If Tambling’s exploration of gender is problematic, his argument regarding night thoughts and their relationship to cities shows true innovation. As a scholar of Charles Dickens and Henry James, Tambling brings new light to London and the bewildering array of place-names in Blake’s later works: “Place names help to hold on to a past so wholly swept away as to seem never to have existed. To write the city through these names is to build it: it is the work of Golgonooza” (110). His pairing of “London” with the lyric on plate 27 of Jerusalem illustrates well Blake’s awareness of the changing nature of his city and his efforts to preserve local histories in the swirl of physical and moral reform in the early nineteenth century. In Tambling’s account, the evolving city is the province of night thoughts since it reveals the acute “spatial” and “temporal” confusion of Blake’s historical moment (109): “[P]lace names no longer relating, or conferring identity, or recording what has disappeared, or changed, engender the other night, space of madness and of the ‘neuter’, the loss of self in the act of writing the city” (123).
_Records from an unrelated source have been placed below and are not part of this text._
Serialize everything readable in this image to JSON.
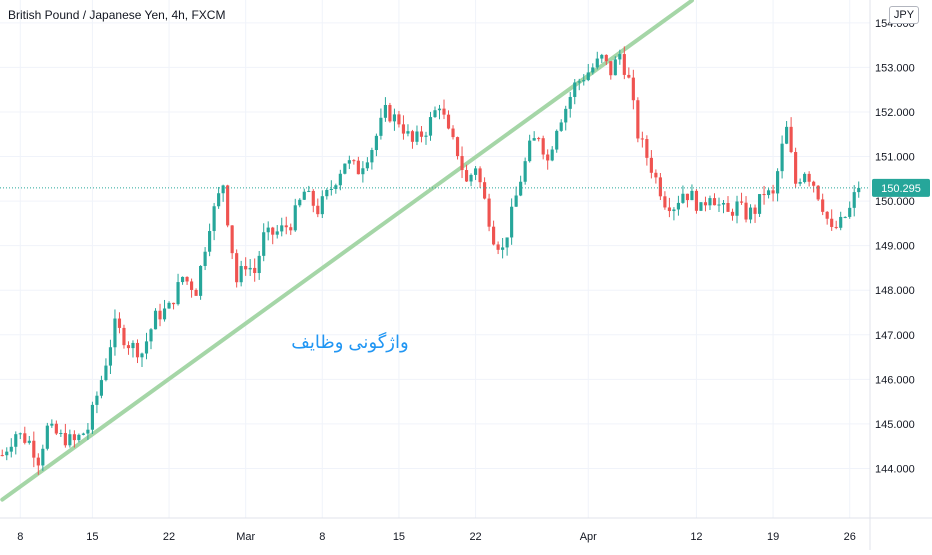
{
  "header": {
    "title": "British Pound / Japanese Yen, 4h, FXCM",
    "currency_badge": "JPY"
  },
  "colors": {
    "up": "#26a69a",
    "down": "#ef5350",
    "trendline": "#a5d6a7",
    "price_line": "#26a69a",
    "annotation": "#2196f3",
    "axis_text": "#131722",
    "grid": "#f0f3fa"
  },
  "chart_data": {
    "type": "candlestick",
    "symbol": "GBP/JPY",
    "interval": "4h",
    "source": "FXCM",
    "y_axis": {
      "ticks": [
        "154.000",
        "153.000",
        "152.000",
        "151.000",
        "150.000",
        "149.000",
        "148.000",
        "147.000",
        "146.000",
        "145.000",
        "144.000"
      ],
      "range": [
        143.0,
        154.4
      ],
      "position": "right"
    },
    "x_axis": {
      "ticks": [
        {
          "label": "8",
          "index": 4
        },
        {
          "label": "15",
          "index": 20
        },
        {
          "label": "22",
          "index": 37
        },
        {
          "label": "Mar",
          "index": 54
        },
        {
          "label": "8",
          "index": 71
        },
        {
          "label": "15",
          "index": 88
        },
        {
          "label": "22",
          "index": 105
        },
        {
          "label": "Apr",
          "index": 130
        },
        {
          "label": "12",
          "index": 154
        },
        {
          "label": "19",
          "index": 171
        },
        {
          "label": "26",
          "index": 188
        }
      ]
    },
    "current_price": "150.295",
    "current_price_value": 150.295,
    "annotation": "واژگونی وظایف",
    "trendline": {
      "from": {
        "index": 0,
        "price": 143.3
      },
      "to": {
        "index": 153,
        "price": 154.5
      }
    },
    "price_path": [
      [
        0,
        144.3
      ],
      [
        3,
        144.8
      ],
      [
        6,
        144.6
      ],
      [
        8,
        144.2
      ],
      [
        10,
        144.9
      ],
      [
        13,
        144.7
      ],
      [
        16,
        144.6
      ],
      [
        19,
        144.9
      ],
      [
        22,
        146.0
      ],
      [
        25,
        147.2
      ],
      [
        28,
        146.8
      ],
      [
        31,
        146.6
      ],
      [
        34,
        147.4
      ],
      [
        37,
        147.6
      ],
      [
        40,
        148.3
      ],
      [
        43,
        148.0
      ],
      [
        46,
        149.5
      ],
      [
        49,
        150.4
      ],
      [
        50,
        149.6
      ],
      [
        52,
        148.2
      ],
      [
        54,
        148.6
      ],
      [
        56,
        148.4
      ],
      [
        58,
        149.2
      ],
      [
        61,
        149.3
      ],
      [
        64,
        149.5
      ],
      [
        67,
        150.2
      ],
      [
        70,
        149.8
      ],
      [
        73,
        150.3
      ],
      [
        76,
        150.9
      ],
      [
        79,
        150.7
      ],
      [
        82,
        151.2
      ],
      [
        85,
        152.0
      ],
      [
        88,
        151.8
      ],
      [
        91,
        151.3
      ],
      [
        94,
        151.6
      ],
      [
        97,
        152.2
      ],
      [
        99,
        151.5
      ],
      [
        101,
        151.1
      ],
      [
        103,
        150.4
      ],
      [
        105,
        150.8
      ],
      [
        107,
        150.0
      ],
      [
        109,
        149.2
      ],
      [
        111,
        148.9
      ],
      [
        113,
        149.7
      ],
      [
        115,
        150.5
      ],
      [
        117,
        151.2
      ],
      [
        119,
        151.5
      ],
      [
        121,
        150.9
      ],
      [
        123,
        151.7
      ],
      [
        125,
        152.1
      ],
      [
        127,
        152.6
      ],
      [
        129,
        152.8
      ],
      [
        131,
        153.0
      ],
      [
        133,
        153.2
      ],
      [
        135,
        152.9
      ],
      [
        137,
        153.3
      ],
      [
        139,
        152.7
      ],
      [
        141,
        151.5
      ],
      [
        143,
        151.0
      ],
      [
        145,
        150.5
      ],
      [
        147,
        150.0
      ],
      [
        149,
        149.9
      ],
      [
        151,
        150.2
      ],
      [
        153,
        150.1
      ],
      [
        155,
        149.8
      ],
      [
        157,
        150.2
      ],
      [
        159,
        149.9
      ],
      [
        161,
        149.7
      ],
      [
        163,
        149.9
      ],
      [
        165,
        149.7
      ],
      [
        167,
        149.8
      ],
      [
        169,
        150.2
      ],
      [
        171,
        150.1
      ],
      [
        173,
        151.2
      ],
      [
        174,
        151.6
      ],
      [
        176,
        150.4
      ],
      [
        178,
        150.7
      ],
      [
        180,
        150.4
      ],
      [
        182,
        149.9
      ],
      [
        184,
        149.3
      ],
      [
        186,
        149.5
      ],
      [
        188,
        149.8
      ],
      [
        189,
        150.1
      ],
      [
        190,
        150.295
      ]
    ]
  }
}
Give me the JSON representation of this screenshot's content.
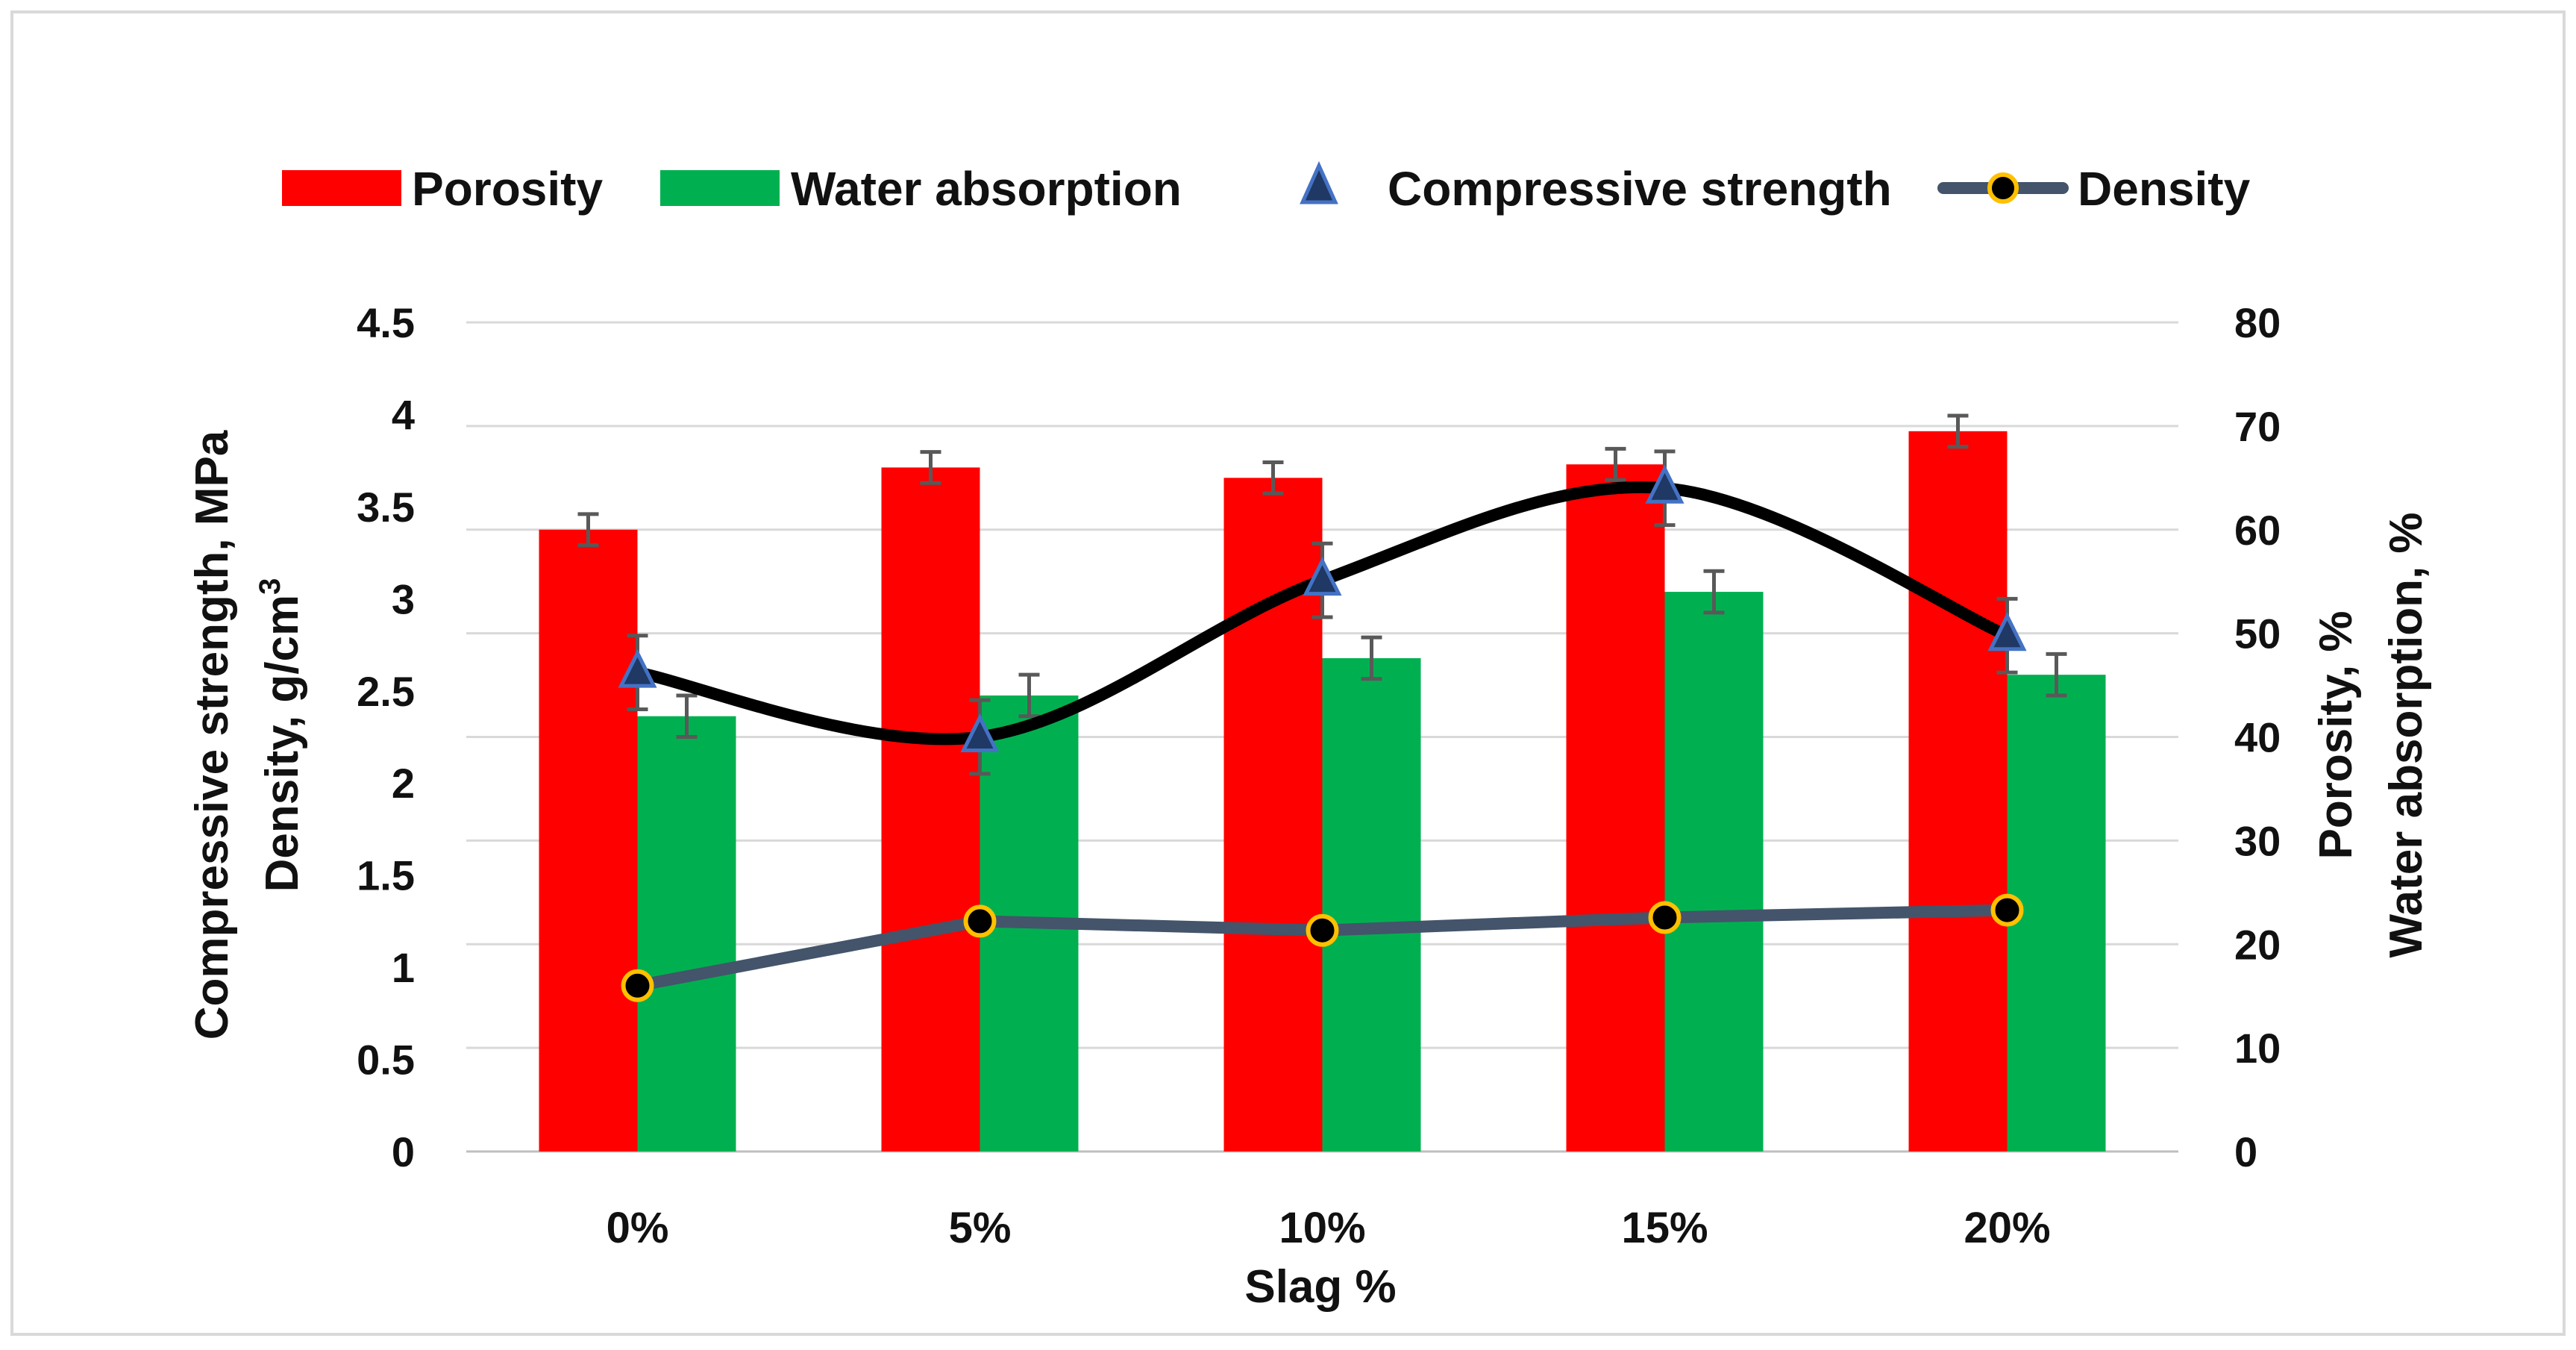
{
  "chart_data": {
    "type": "bar",
    "categories": [
      "0%",
      "5%",
      "10%",
      "15%",
      "20%"
    ],
    "xlabel": "Slag %",
    "ylabel_left_lines": [
      "Compressive strength, MPa",
      "Density, g/cm",
      "3"
    ],
    "ylabel_right_lines": [
      "Porosity, %",
      "Water absorption, %"
    ],
    "left_axis": {
      "min": 0,
      "max": 4.5,
      "ticks": [
        "0",
        "0.5",
        "1",
        "1.5",
        "2",
        "2.5",
        "3",
        "3.5",
        "4",
        "4.5"
      ]
    },
    "right_axis": {
      "min": 0,
      "max": 80,
      "ticks": [
        "0",
        "10",
        "20",
        "30",
        "40",
        "50",
        "60",
        "70",
        "80"
      ]
    },
    "grid": true,
    "legend_position": "top",
    "series": [
      {
        "name": "Porosity",
        "kind": "bar",
        "axis": "right",
        "color": "#ff0000",
        "values": [
          60,
          66,
          65,
          66.3,
          69.5
        ],
        "error": [
          1.5,
          1.5,
          1.5,
          1.5,
          1.5
        ]
      },
      {
        "name": "Water absorption",
        "kind": "bar",
        "axis": "right",
        "color": "#00b050",
        "values": [
          42,
          44,
          47.6,
          54,
          46
        ],
        "error": [
          2,
          2,
          2,
          2,
          2
        ]
      },
      {
        "name": "Compressive strength",
        "kind": "scatter-smooth",
        "axis": "left",
        "color": "#000000",
        "marker_color": "#1f3864",
        "marker_edge": "#4472c4",
        "values": [
          2.6,
          2.25,
          3.1,
          3.6,
          2.8
        ],
        "error": [
          0.2,
          0.2,
          0.2,
          0.2,
          0.2
        ]
      },
      {
        "name": "Density",
        "kind": "line",
        "axis": "left",
        "color": "#44546a",
        "marker_color": "#000000",
        "marker_edge": "#ffc000",
        "values": [
          0.9,
          1.25,
          1.2,
          1.27,
          1.31
        ]
      }
    ]
  }
}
The final chapter, on the Dante illustrations, which are alluded to throughout the book, undertakes the ambitious task of reading the designs not only as emblems of London in the year 1824 but also as Blake’s engagement with Byron and Dickens. The former is more tenable, since Blake had dedicated The Ghost of Abel to Byron two years earlier and was likely aware of Byron’s 1824 death. Tambling pairs Dante and Byron in Blake’s mind as political exiles and reads in the illustrations mutual concerns of Blake and Byron regarding the poor and outcast. The association between Blake and Dickens, however, is far more speculative, and Tambling pines for the notion that Dickens may have read Blake. But the link between the authors becomes interesting when he compares Dickens’s experience of the city as a young man with Blake’s late in life. The developing metropolis in the nineteenth century in many ways destroys for Tambling the possibility of night thoughts by literally and figuratively abolishing the dangerous streets and thoughts outlined in Blake’s “London” through street expansion, gas lighting, and utilitarian surveillance.

Having begun by dispensing with the patriotic uses of Blake in twentieth-century British history, Tambling ends his book by denouncing Peter Ackroyd’s biography of London22. Peter Ackroyd, London: The Biography (London: Chatto & Windus-Random House, 2000). for using Blake to turn what was vibrant and alive into something that is “dead, finished, [and] knowable” (172). Ackroyd assumes the “constancy of places” (173), and the new city imagined by its planners is all day thoughts now for Tambling, creating an “information economy based on telematics, the apparent reverse of night thoughts in making information visible” (171). He finds London’s hope not in an ossifying fusion of the present and the past but in the vibrant multicultural streets of London, which tell new, local histories and introduce new night thoughts.